Crammed discs | craw 34 | sortie : octobre 2006
Rien n'est plus évocateur des fascinantes étendues du Sahara que la musique de Tartit, un groupe Touareg composé de 5 femmes et 4 hommes vivant dans la région de Tombouctou. Tartit joue une musique hypnotique, qui mène à la transe : les femmes, assises, chantent et jouent des rythmes cycliques sur leurs tambours tandis que les hommes chantent et jouent d'instruments à cordes, acoustiques et électriques. Les hommes sont voilés, les femmes ne le sont pas. La société touareg est l'une des seules en Afrique à permettre aux femmes de choisir leur mari (et d'en divorcer). C'est dans un camp de réfugiés que s'est formé le groupe lors des soulèvement touaregs du début des années 90. Tartit a fait plusieurs tournées en Europe, la plus récente dans le cadre des spectacles "Desert Blues". L'album a été enregistré à Bamako et dans la partie malienne du Sahara par Vincent Kenis, le producteur de la série Congotronics.
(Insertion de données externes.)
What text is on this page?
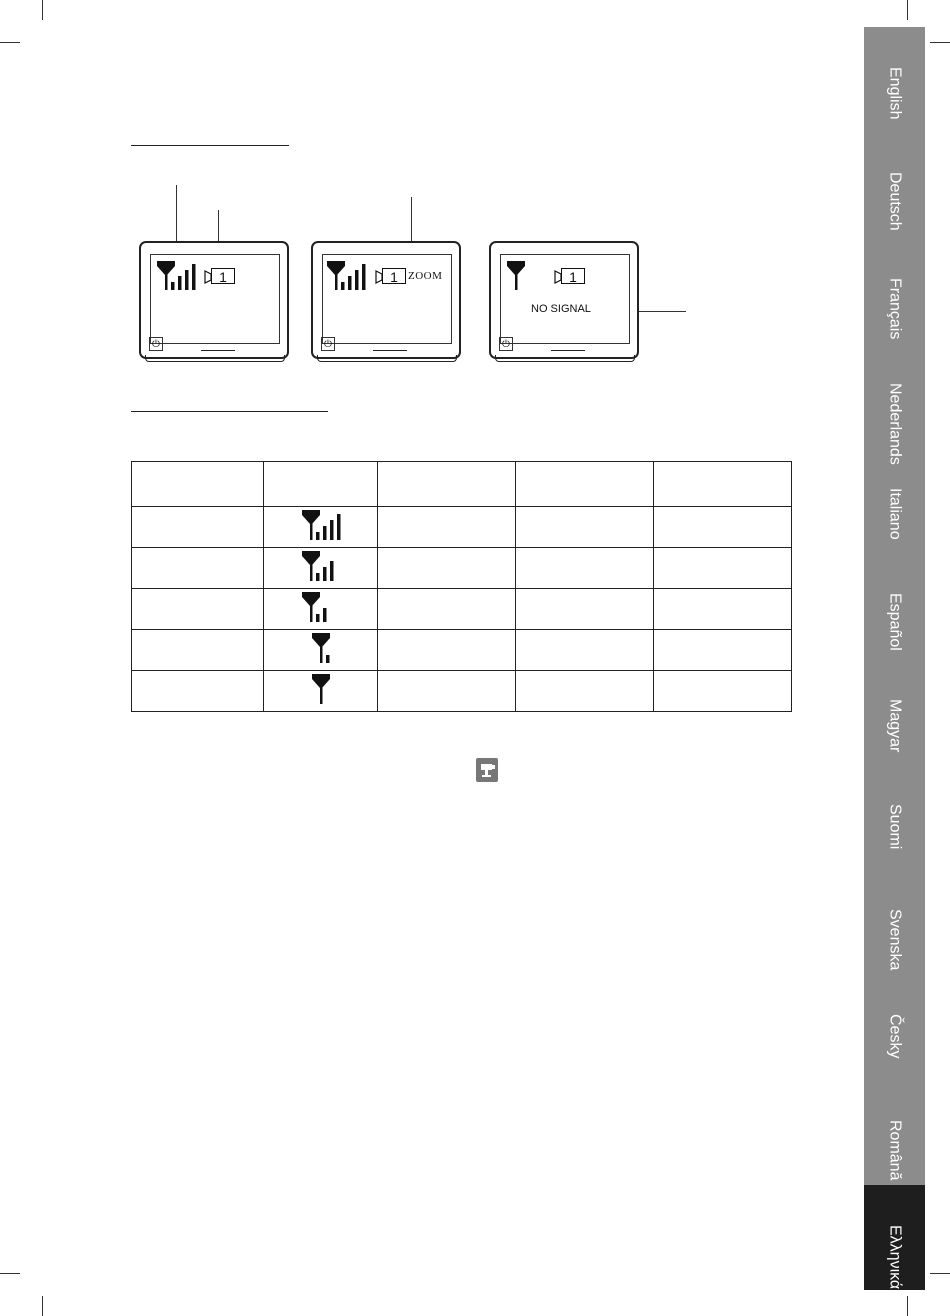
1
⏻
1 ZOOM
⏻
1
NO SIGNAL
⏻

English
Deutsch
Français
Nederlands
Italiano
Español
Magyar
Suomi
Svenska
Česky
Română
Ελληνικά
Invités:Afel Bocoum: chant, guitare (5).
Oumar Diallo: basse (1,5).
Alpha Oumar Sankaré: calebasse(1,5).
Alhassan Hamadoun Sarre: violon njarka (5).
Yoro Cissé: njurkle (5).
Mamadou Ousmane Kelly: guitare (5).
Nasser: basse (2,9).
Ehat: guitare (2,9).
Kimi: violon imzad (13).
Tinalbaraka et les femmes des campements de Tinaguimine, Gargando, Dag Aljoumaat et Tinlokiane: chant (3, 8).
Réalisé par Vincent Kenis & Michel Winter
Enregistré dans le désert autour de Gargando (régio de Tombouctou) et au CCF à Bamako.
Mixé par Vincent Kenis au Studio XXL, Bruxelles
Tracklisting1. Tabey Tarate
2. Ansari
3. Eha Ehenia
4. Al Jahalat
5. Achachore I Chachare Akale
6. Chargouba
7. Assinaina
8. Tihou Beyatene
9. Houmeissa
10. Abacabok
11. Al Afete
12. Tadsaq
13. Inbahwa
Explication des chansons1. Tabey Tarate: une pièce qui accompagne un genre de danse à caractère sportif, pratiquée uniquement par les hommes. Les paroles les encouragent à rivaliser de force et d'élégance.
2. Ansari: c'est le nom de la tribu à laquelle appartient Tartit.
3. Eha Ehenia: cette chanson décrit une femme qui ne fait pas honneur à son foyer: elle accueille mal les étrangers, et même sa belle-famille…
4. Al Jahalat: contre l'ignorance. "Hé les filles, l'heure est venue, il nous faut laisser l'ignorance derrière nous. Les gens comptent les étoiles pendan t que nous sommes à la traîne, occupées à fabriquer des cordes pour attacher nos animaux".
5. Achachore I Chachare Akale: "Hier, j'étais couché sous un arbre quand j'entendis un son qui me chuchota: la misère est en train de détruire la terre, et la mort peut te surprendre à tout moment". Ne soyons jamais sûrs de rien, ni du bonheur ni du malheur: les choses peuvent changer à tout moment.
6. Chargouba: chez nous, pour être un homme riche, il faut posséder au mojns cent vaches, comme Ali et Hamta, les personnages de cette chanson.
7. Assinaina: une chanson pour l'union de tous les Touaregs. L'union fait la force, et la vraie indépendance est économique. Seul le travail libère l'homme.
8. Tihou Beyatene: les voix du désert … deux sœurs encouragent leur frère, qui a parcouru de grandes distances pour trouver des pâturages pour son troupeau.
9. Houmeissa: je salue cette fille blanche qui porte son voile indigo et son houmeissa autour du cou.
10. Abacabok: quand notre arrière-arrière-arrière grand-père Hawalane, qui était un soufi, décida d'arrêter de se nourrir et se retira du campement, le griot de la famille partit à sa recherche. L'aïeul offrit au griot la moitié de ses biens pour qu'il ne joue pas, mais le griot refusa et se mit à jouer sa musique. Le vieillard se mit à trembler, et revint aussitôt vers sa famille. La musique peut véritablement produire des miracles…
11. Al Afete: une prière pour la paix
12. Tadsaq: une chanson sur les bienfaits des liens familiaux traditionnels (tasdaq signifie "union"), qui sont menacés par les progrès du matérialisme dans la société touareg d'aujourd'hui.
13. Inbahwa: le plus vieux morceau du répertoire, exécuté sur le violon monocorde appelé imzad, l'instrument emblématique des Touaregs, qu'autrefois seules les femmes issues de familles nobles avaient le droit de jouer.